2D Imaging
Many different gradient waveforms can be used to scan k-space and to obtain a desired image. The most common approach, called two-dimensional Fourier transform imaging (2D FT), is to scan through k-space along several horizontal lines covering a rectilinear grid in 2D k-space. See Figure 12.1 for a schematic of the k-space traversal. The horizontal grid lines are acquired using 128 to 256 excitations separated by a time TR, which is determined by the desired contrast, RF flip angle, and the T1 of the desired components of the image. The horizontal-line scans through k-space are offset in ky by a variable area y-gradient pulse, which happens before data acquisition starts. These variable offsets in ky are called phase encodes because they affect the phase of the signal rather than the frequency. Then for each ky phase encode, signal is acquired while scanning horizontally with a constant x gradient.

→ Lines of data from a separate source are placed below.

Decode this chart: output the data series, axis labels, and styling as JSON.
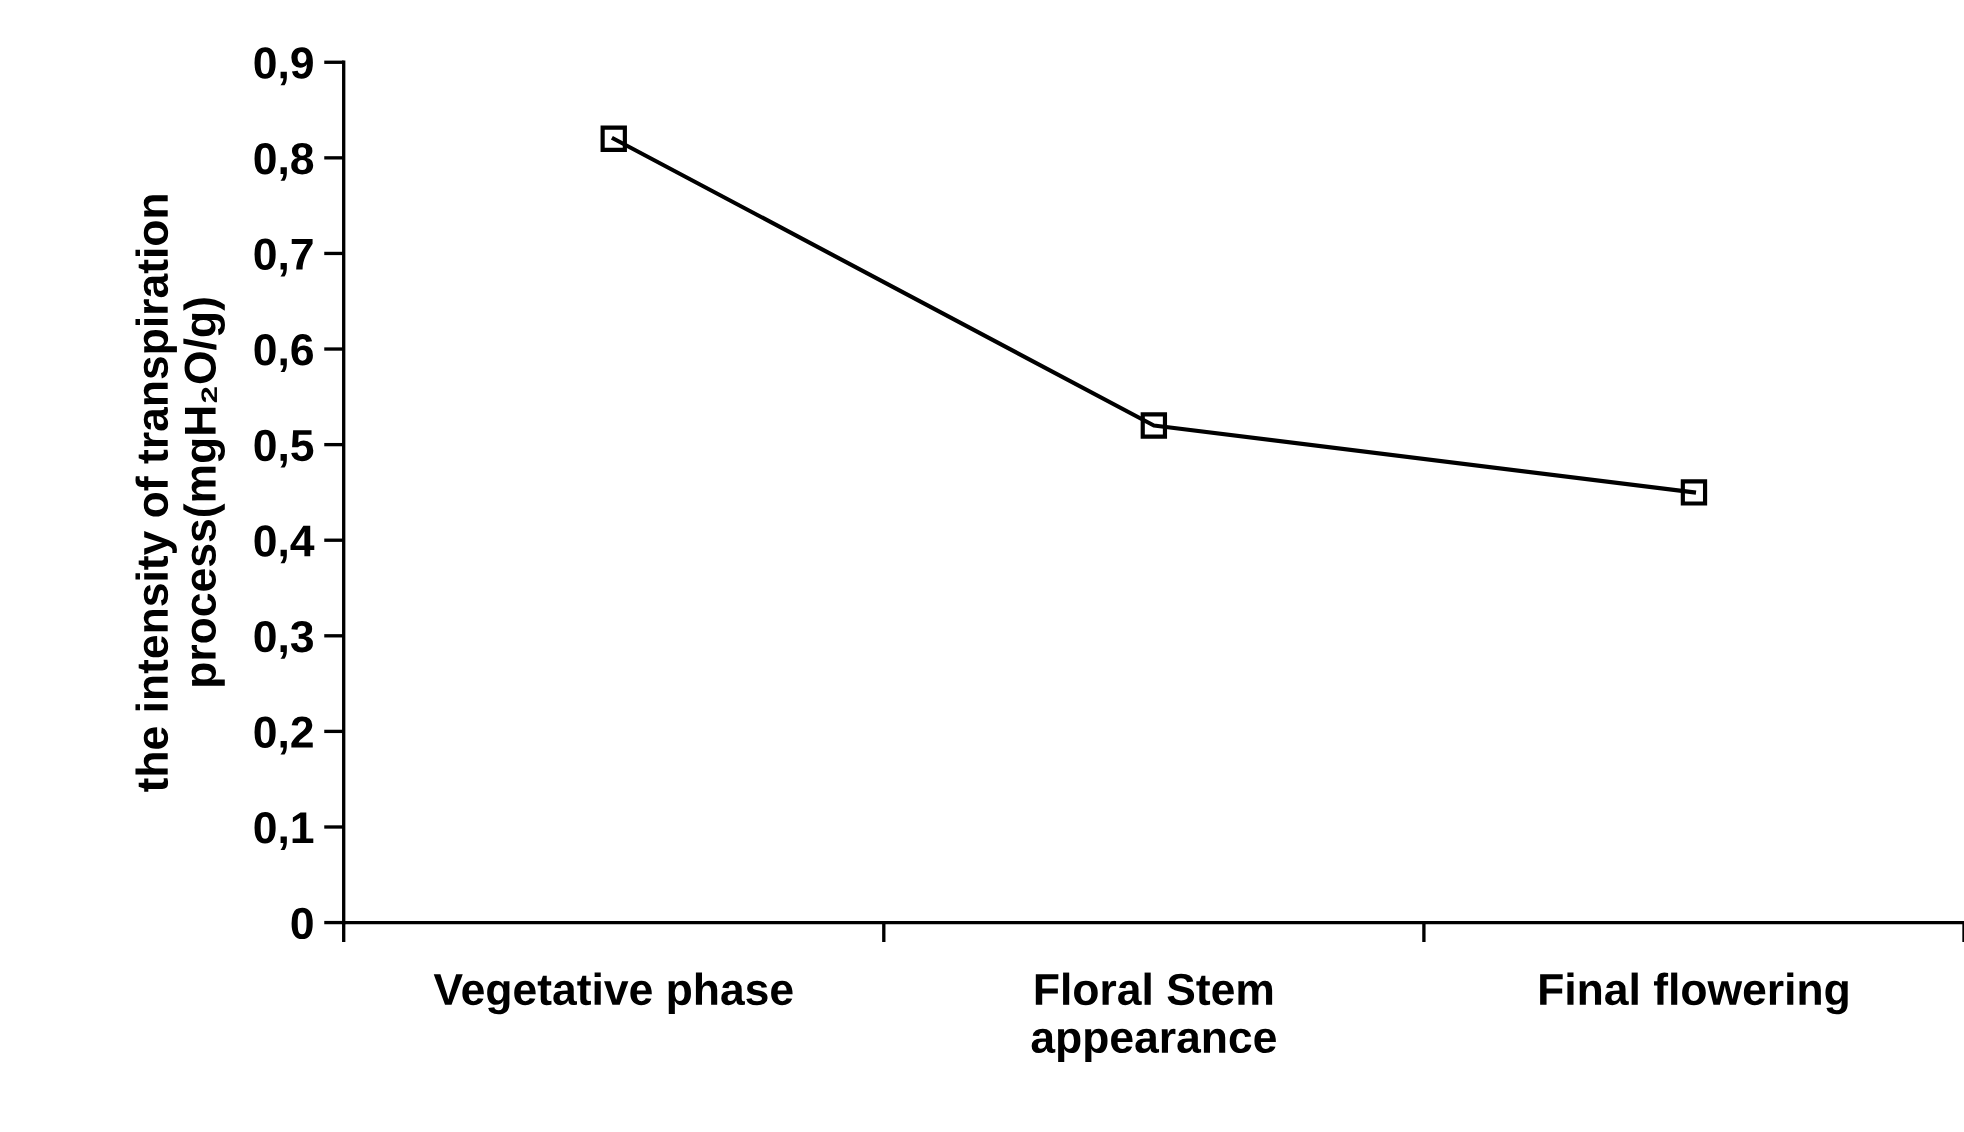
{
  "chart_data": {
    "type": "line",
    "ylabel": "the intensity of transpiration\nprocess(mgH₂O/g)",
    "categories": [
      "Vegetative phase",
      "Floral Stem\nappearance",
      "Final flowering"
    ],
    "series": [
      {
        "color": "#000000",
        "values": [
          0.82,
          0.52,
          0.45
        ]
      }
    ],
    "marker": "square",
    "line_style": "solid",
    "grid": false,
    "ylim": [
      0,
      0.9
    ],
    "yticks": [
      0,
      {
        "value": 0.1,
        "label": "0,1"
      },
      {
        "value": 0.2,
        "label": "0,2"
      },
      {
        "value": 0.3,
        "label": "0,3"
      },
      {
        "value": 0.4,
        "label": "0,4"
      },
      {
        "value": 0.5,
        "label": "0,5"
      },
      {
        "value": 0.6,
        "label": "0,6"
      },
      {
        "value": 0.7,
        "label": "0,7"
      },
      {
        "value": 0.8,
        "label": "0,8"
      },
      {
        "value": 0.9,
        "label": "0,9"
      }
    ]
  }
}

FIGURE 12.1 The drawing on the left illustrates the scanning pattern of the 2D Fourier transform imaging sequence. On the right is a plot of the gradient and RF waveforms that produce this pattern. Only four of the Ny horizontal k-space lines are shown. The phase-encode period initiates each acquisition at a different ky and at −kx (max). Data are collected during the horizontal traversals. After all Ny k-space lines have been acquired, a 2D FFT reconstructs the image. Usually 128 or 256 ky lines are collected, each with 256 samples along kx . The RF pulse and the z gradient waveform together restrict the image to a particular slice through the subject.